- Education: Technion – Israel Institute of Technology (B.Sc., 1968; M.Sc., 1974) Stanford University (M.S., 1976; Ph.D., 1978)
- Awards: IEEE Fellow;
- Scientific career
- Workplaces: New Jersey Institute of Technology
- Website: web.njit.edu/~savir/savir.htm

= Jacob Savir =

American computer scientist

Jacob Savir is a professor in the Department of Electrical and Computer Engineering at the New Jersey Institute of Technology and an IEEE Fellow.

He is credited with developing two approaches to detecting Transition Faults (a type of Fault model) that might occur during the manufacturing of semiconductor chips, viz., the Skewed-Load Transition Test (Launch-off-shift at-speed test) and the Broad-side delay test (Launch on Capture at-speed test).

== Education ==

Savir completed his B.Sc. and M.Sc. in Electrical Engineering from Technion – Israel Institute of Technology in 1968 and 1974 respectively. He then obtained his MS in Statistics and PhD in Electrical Engineering from Stanford University in 1976 and 1978 respectively.

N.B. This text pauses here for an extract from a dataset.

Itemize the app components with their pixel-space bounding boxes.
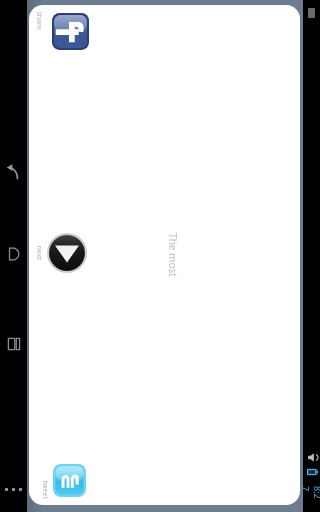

He worked as a researcher at IBM for nearly two decades after his PhD (1978-1996).

== Research contributions to DFT ==
In 1992, Savir wrote the seminal paper on Skewed-Load Transition Test better known in the Design for testing industry as Launch-off-shift at-speed test.

In 1994, he co-authored the paper on Broad-side delay test.